Invitation Homes also told the Congressional subcommittee in May 2022 that it “does not maintain centralized, detailed data on eviction proceedings,” and a company executive told Congressional staff that it couldn’t even give a rough estimate of how many tenants had moved out, because he didn’t keep track of that data for all of his eviction records.

A spokesperson for Fannie Mae said it was reviewing the report and evaluating its findings.

Kristi DesJarlais, spokeswoman for Invitation Homes, called the subcommittee’s report a “fault-finding mission.”

“We have always worked with our residents to keep them in their homes, and we will continue to do so,” DesJarlais said.

The report, which looked at four large single-family rental landlords, found they collectively filed three times as many eviction cases as previously reported, totaling nearly 15,000 eviction cases.
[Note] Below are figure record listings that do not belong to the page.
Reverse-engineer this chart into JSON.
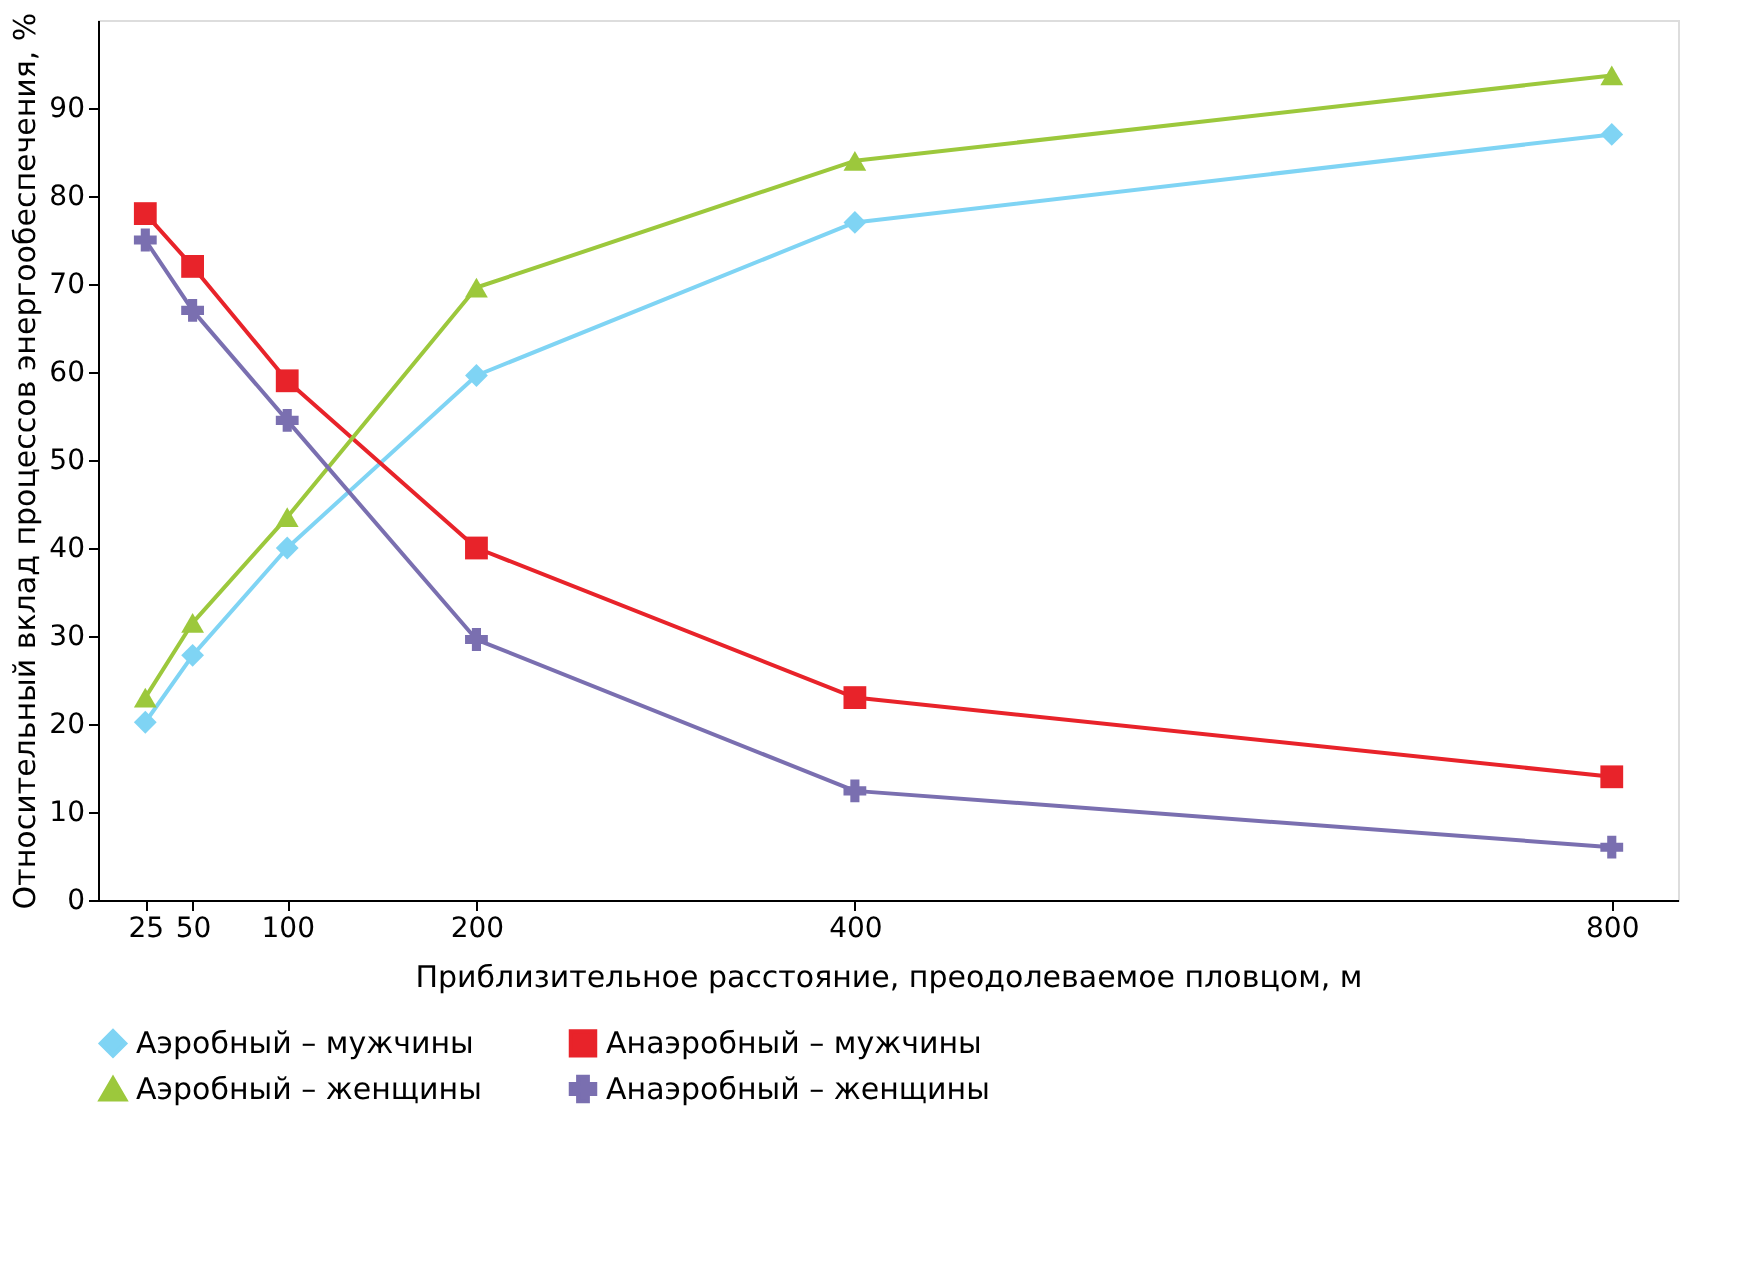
{
  "chart_data": {
    "type": "line",
    "xlabel": "Приблизительное расстояние, преодолеваемое пловцом, м",
    "ylabel": "Относительный вклад процессов энергообеспечения, %",
    "x": [
      25,
      50,
      100,
      200,
      400,
      800
    ],
    "series": [
      {
        "name": "Аэробный – мужчины",
        "color": "#7fd4f4",
        "marker": "diamond",
        "values": [
          20.2,
          27.8,
          40,
          59.6,
          77,
          87
        ]
      },
      {
        "name": "Анаэробный – мужчины",
        "color": "#e8232a",
        "marker": "square",
        "values": [
          78,
          72,
          59,
          40,
          23,
          14
        ]
      },
      {
        "name": "Аэробный – женщины",
        "color": "#9cc83c",
        "marker": "triangle",
        "values": [
          23,
          31.5,
          43.5,
          69.6,
          84,
          93.7
        ]
      },
      {
        "name": "Анаэробный – женщины",
        "color": "#7a6fb0",
        "marker": "cross",
        "values": [
          75,
          67,
          54.5,
          29.6,
          12.4,
          6
        ]
      }
    ],
    "xlim": [
      0,
      835
    ],
    "xticks": [
      25,
      50,
      100,
      200,
      400,
      800
    ],
    "ylim": [
      0,
      100
    ],
    "yticks": [
      0,
      10,
      20,
      30,
      40,
      50,
      60,
      70,
      80,
      90
    ],
    "grid": false,
    "legend": "bottom",
    "line_style": "solid"
  }
}
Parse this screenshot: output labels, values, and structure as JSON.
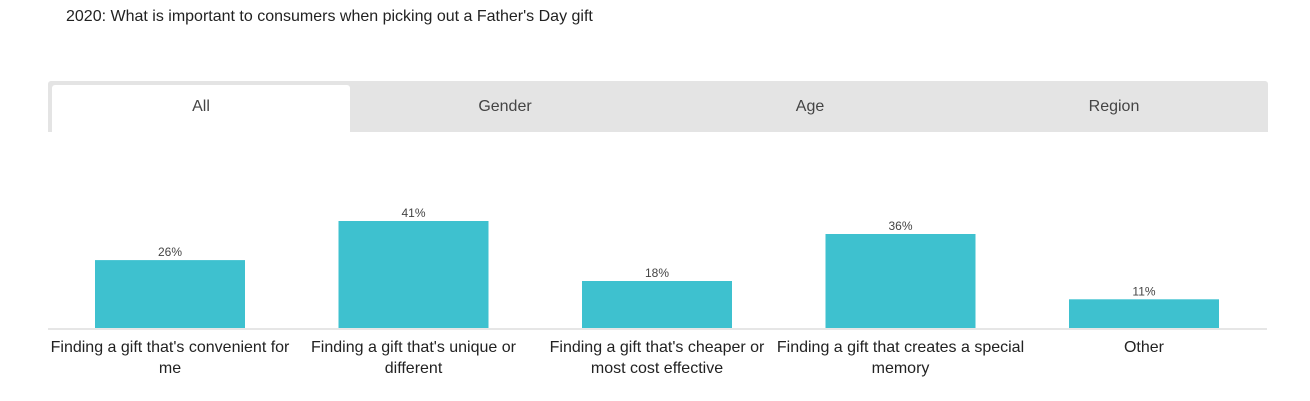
{
  "title": "2020: What is important to consumers when picking out a Father's Day gift",
  "tabs": [
    {
      "label": "All",
      "active": true
    },
    {
      "label": "Gender",
      "active": false
    },
    {
      "label": "Age",
      "active": false
    },
    {
      "label": "Region",
      "active": false
    }
  ],
  "colors": {
    "bar": "#3ec1cf",
    "axis": "#cccccc",
    "tab_bg": "#e4e4e4",
    "tab_active": "#ffffff"
  },
  "chart_data": {
    "type": "bar",
    "categories": [
      "Finding a gift that's convenient for me",
      "Finding a gift that's unique or different",
      "Finding a gift that's cheaper or most cost effective",
      "Finding a gift that creates a special memory",
      "Other"
    ],
    "values": [
      26,
      41,
      18,
      36,
      11
    ],
    "value_labels": [
      "26%",
      "41%",
      "18%",
      "36%",
      "11%"
    ],
    "title": "2020: What is important to consumers when picking out a Father's Day gift",
    "xlabel": "",
    "ylabel": "",
    "ylim": [
      0,
      41
    ],
    "grid": false,
    "legend": "none"
  }
}
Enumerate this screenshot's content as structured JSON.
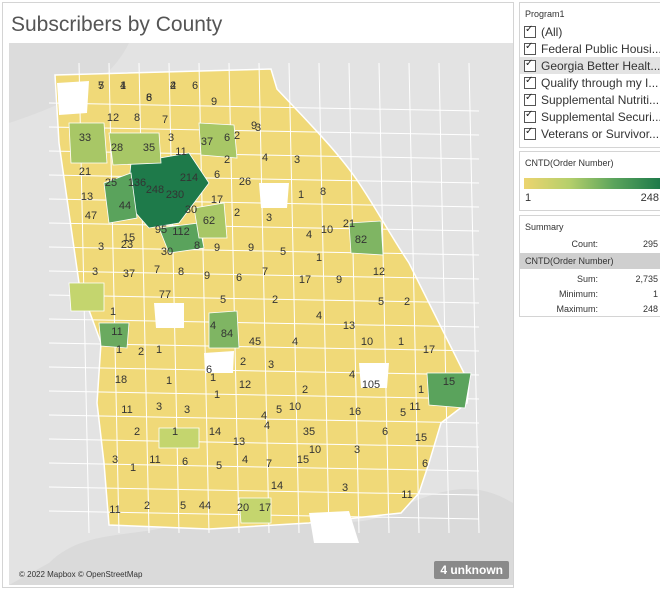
{
  "title": "Subscribers by County",
  "map": {
    "attribution": "© 2022 Mapbox © OpenStreetMap",
    "unknown_badge": "4 unknown",
    "color_low": "#ecd46f",
    "color_high": "#1e7a4a",
    "county_values": [
      "7",
      "1",
      "6",
      "4",
      "6",
      "12",
      "8",
      "7",
      "3",
      "9",
      "6",
      "9",
      "33",
      "28",
      "35",
      "37",
      "2",
      "3",
      "11",
      "21",
      "25",
      "136",
      "214",
      "2",
      "4",
      "3",
      "6",
      "26",
      "248",
      "230",
      "1",
      "8",
      "13",
      "47",
      "44",
      "30",
      "17",
      "21",
      "62",
      "2",
      "3",
      "4",
      "10",
      "15",
      "95",
      "112",
      "82",
      "23",
      "3",
      "30",
      "8",
      "9",
      "9",
      "5",
      "1",
      "3",
      "37",
      "7",
      "8",
      "9",
      "6",
      "7",
      "17",
      "9",
      "12",
      "5",
      "2",
      "5",
      "77",
      "2",
      "4",
      "1",
      "4",
      "11",
      "84",
      "45",
      "4",
      "13",
      "10",
      "1",
      "2",
      "1",
      "2",
      "3",
      "6",
      "1",
      "17",
      "18",
      "1",
      "1",
      "12",
      "2",
      "4",
      "15",
      "105",
      "1",
      "1",
      "10",
      "11",
      "3",
      "3",
      "5",
      "5",
      "11",
      "4",
      "16",
      "2",
      "1",
      "14",
      "35",
      "6",
      "15",
      "13",
      "4",
      "10",
      "3",
      "1",
      "11",
      "6",
      "5",
      "4",
      "7",
      "15",
      "3",
      "6",
      "3",
      "11",
      "17",
      "20",
      "14",
      "44",
      "5",
      "2",
      "11",
      "5",
      "4",
      "8",
      "2"
    ]
  },
  "filter": {
    "title": "Program1",
    "items": [
      {
        "label": "(All)",
        "checked": true,
        "selected": false
      },
      {
        "label": "Federal Public Housi...",
        "checked": true,
        "selected": false
      },
      {
        "label": "Georgia Better Healt...",
        "checked": true,
        "selected": true
      },
      {
        "label": "Qualify through my I...",
        "checked": true,
        "selected": false
      },
      {
        "label": "Supplemental Nutriti...",
        "checked": true,
        "selected": false
      },
      {
        "label": "Supplemental Securi...",
        "checked": true,
        "selected": false
      },
      {
        "label": "Veterans or Survivor...",
        "checked": true,
        "selected": false
      }
    ]
  },
  "legend": {
    "title": "CNTD(Order Number)",
    "min": "1",
    "max": "248"
  },
  "summary": {
    "title": "Summary",
    "count_label": "Count:",
    "count_value": "295",
    "band": "CNTD(Order Number)",
    "sum_label": "Sum:",
    "sum_value": "2,735",
    "min_label": "Minimum:",
    "min_value": "1",
    "max_label": "Maximum:",
    "max_value": "248"
  }
}
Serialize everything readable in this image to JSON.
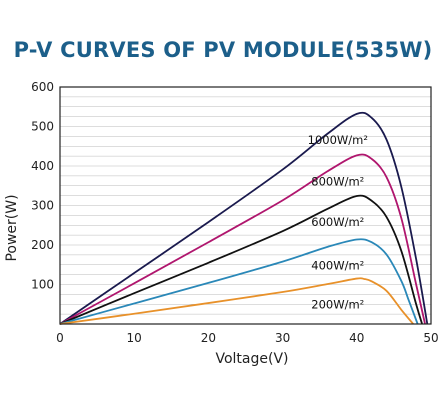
{
  "chart_data": {
    "type": "line",
    "title": "P-V CURVES OF PV MODULE(535W)",
    "xlabel": "Voltage(V)",
    "ylabel": "Power(W)",
    "xlim": [
      0,
      50
    ],
    "ylim": [
      0,
      600
    ],
    "xticks": [
      "0",
      "10",
      "20",
      "30",
      "40",
      "50"
    ],
    "yticks": [
      "100",
      "200",
      "300",
      "400",
      "500",
      "600"
    ],
    "grid": "horizontal",
    "series": [
      {
        "name": "1000W/m²",
        "color": "#1a1a4e",
        "x": [
          0,
          10,
          20,
          30,
          36,
          40,
          42,
          44,
          46,
          48,
          49.5
        ],
        "y": [
          0,
          129,
          258,
          391,
          481,
          532,
          522,
          467,
          347,
          164,
          0
        ]
      },
      {
        "name": "800W/m²",
        "color": "#b0166e",
        "x": [
          0,
          10,
          20,
          30,
          36,
          40,
          42,
          44,
          46,
          48,
          49.2
        ],
        "y": [
          0,
          103,
          207,
          313,
          386,
          427,
          418,
          372,
          268,
          100,
          0
        ]
      },
      {
        "name": "600W/m²",
        "color": "#111111",
        "x": [
          0,
          10,
          20,
          30,
          36,
          40,
          42,
          44,
          46,
          48,
          48.8
        ],
        "y": [
          0,
          78,
          155,
          235,
          291,
          324,
          312,
          271,
          185,
          50,
          0
        ]
      },
      {
        "name": "400W/m²",
        "color": "#2a88b8",
        "x": [
          0,
          10,
          20,
          30,
          36,
          40,
          42,
          44,
          46,
          47,
          48.2
        ],
        "y": [
          0,
          52,
          104,
          158,
          195,
          214,
          207,
          176,
          109,
          60,
          0
        ]
      },
      {
        "name": "200W/m²",
        "color": "#e8912a",
        "x": [
          0,
          10,
          20,
          30,
          36,
          40,
          41,
          42,
          44,
          46,
          47.6
        ],
        "y": [
          0,
          26,
          53,
          81,
          101,
          115,
          114,
          108,
          84,
          36,
          0
        ]
      }
    ]
  },
  "colors": {
    "title": "#1c5f8a",
    "grid": "#bbbbbb",
    "axis": "#222222"
  }
}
Findings specific to Invitation Homes reveal Fannie Mae’s powerlessness when it comes to influencing the relationship between a landlord and tenant, even when Fannie Mae has financed the property. In contrast, a mortgage guaranteed by Fannie Mae comes with a full suite of protections for borrowers.

In 2017, Fannie Mae facilitated a billion dollar loan to Invitation Homes, which allowed the company – at the time backed by the private equity giant Blackstone Inc. — reduce the cost of its debt on all of its single-family rental properties.

The agreement pushback generated of 25 affordable housing groups, mortgage and real estate trade associations who criticized the deal as going against Fannie Mae’s mission.

The next year, Federal Housing Finance Agency director Melvin Watt ended the foray of government-sponsored companies into large-scale investments in the single-family rental market.

“What we’ve learned from the pilots is that the largest market for single-family rental investors continues to operate successfully without the cash provided by businesses,” Watt said at the time.